Why, then, vote for him at all? For me, it’s entirely about the issues he is raising, which I believe are important for the country’s future. Hillary Clinton and her various boosters in the media have made the argument that it’s impractical and even irresponsible to raise a demand like “Medicare for all” and “free public college” that could not possibly get through the next Congress, even if Democrats eke out a majority in the Senate. They presumably want a candidate to offer programs that could be the result of protracted negotiations between a Democratic president and Speaker Paul Ryan – like a two percent increase in infrastructure spending in exchange for a two percent reduction in Medicaid block grants. I disagree with this approach to politics.

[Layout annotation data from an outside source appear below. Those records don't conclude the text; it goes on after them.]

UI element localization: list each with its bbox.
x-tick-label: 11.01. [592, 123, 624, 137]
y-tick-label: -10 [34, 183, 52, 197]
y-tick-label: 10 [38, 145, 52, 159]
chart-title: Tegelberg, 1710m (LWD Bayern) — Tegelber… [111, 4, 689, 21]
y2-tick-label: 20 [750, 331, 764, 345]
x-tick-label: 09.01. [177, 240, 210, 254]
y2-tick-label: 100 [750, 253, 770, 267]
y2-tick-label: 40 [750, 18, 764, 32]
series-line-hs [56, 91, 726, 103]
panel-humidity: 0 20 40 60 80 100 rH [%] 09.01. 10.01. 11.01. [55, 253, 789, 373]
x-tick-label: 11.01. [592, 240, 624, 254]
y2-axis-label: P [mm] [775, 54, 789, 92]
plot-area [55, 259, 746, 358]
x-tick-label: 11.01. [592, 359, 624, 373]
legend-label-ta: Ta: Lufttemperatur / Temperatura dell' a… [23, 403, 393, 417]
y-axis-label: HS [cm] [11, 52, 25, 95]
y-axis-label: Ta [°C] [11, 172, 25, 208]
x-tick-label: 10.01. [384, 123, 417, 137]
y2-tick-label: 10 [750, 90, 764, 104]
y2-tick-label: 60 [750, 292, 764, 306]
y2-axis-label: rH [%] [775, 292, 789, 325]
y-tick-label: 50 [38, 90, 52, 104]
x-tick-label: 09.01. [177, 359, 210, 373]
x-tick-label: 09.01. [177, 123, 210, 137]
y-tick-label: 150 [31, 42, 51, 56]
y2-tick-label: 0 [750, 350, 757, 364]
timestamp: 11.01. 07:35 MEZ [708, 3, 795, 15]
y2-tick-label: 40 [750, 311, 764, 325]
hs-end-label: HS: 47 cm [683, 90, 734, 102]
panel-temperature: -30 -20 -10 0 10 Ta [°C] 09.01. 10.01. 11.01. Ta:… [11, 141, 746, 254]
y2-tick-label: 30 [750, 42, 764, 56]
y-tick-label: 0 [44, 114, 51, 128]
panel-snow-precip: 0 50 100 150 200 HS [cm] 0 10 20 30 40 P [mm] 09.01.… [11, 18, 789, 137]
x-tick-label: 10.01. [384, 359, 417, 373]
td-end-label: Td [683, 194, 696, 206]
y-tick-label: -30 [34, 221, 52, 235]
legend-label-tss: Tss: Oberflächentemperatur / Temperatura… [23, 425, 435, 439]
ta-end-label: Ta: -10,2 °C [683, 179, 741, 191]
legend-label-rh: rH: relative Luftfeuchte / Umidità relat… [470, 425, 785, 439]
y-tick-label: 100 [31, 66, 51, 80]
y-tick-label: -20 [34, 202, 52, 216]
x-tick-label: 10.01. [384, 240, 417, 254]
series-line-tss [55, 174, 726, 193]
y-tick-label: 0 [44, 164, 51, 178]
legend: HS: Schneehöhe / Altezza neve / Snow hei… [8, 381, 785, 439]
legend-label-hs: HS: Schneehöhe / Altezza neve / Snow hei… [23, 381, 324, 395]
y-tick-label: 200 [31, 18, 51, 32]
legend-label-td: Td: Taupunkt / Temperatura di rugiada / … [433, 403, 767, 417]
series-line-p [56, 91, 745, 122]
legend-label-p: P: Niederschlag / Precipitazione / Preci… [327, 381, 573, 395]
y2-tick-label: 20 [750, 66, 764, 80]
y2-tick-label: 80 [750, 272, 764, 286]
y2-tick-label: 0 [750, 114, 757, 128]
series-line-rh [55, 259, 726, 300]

What Sanders is proposing are political guideposts – ideals, if you like – according to which we can judge whether incremental reforms make sense. He is describing, whether you like them or not, objectives toward which we Americans should be aspiring. That’s a central activity in politics. Should it be confined to issues of Democracy or National Affairs? Or is it the kind of activity that is entirely appropriate for a nominating contest? Ronald Reagan and the conservatives thought so during the 1970s. And I think Democrats should be thinking this way now. So I applaud Bernie Sanders for not limiting his proposals to what might appear on a President’s often-ignored budget requests.
Does the country really need turning around? Sanders has been derided for holding up Denmark and other Scandinavian countries as examples. They are far different from the US, and they are also beginning to experience problems sustaining their own social democracies. But I think in comparing life there with life in the United States, there is one useful point to be made. What people in these countries enjoy is not assured lifetime employment or control over their workplaces, but a degree of basic security about their lives that is missing in the United States. Americans endure needless anxiety about access to education and healthcare and about being left penniless or homeless. Our social safety net doesn’t just need mending, but replacement. It’s worn out. And Sanders provides a set of guidelines in his proposals that will move exactly in that direction That’s why he gets my vote on April 26 – even if I hope Hillary Clinton is the Democratic nominee.
The irony here is that Sanders’ proposals may have a better chance of being implemented sooner in this country if his campaign fails. That implementation probably requires a Democratic majority in Congress and a more liberal Supreme Court. I agree with Judis that those are more likely if Clinton is the 2016 Democratic nominee.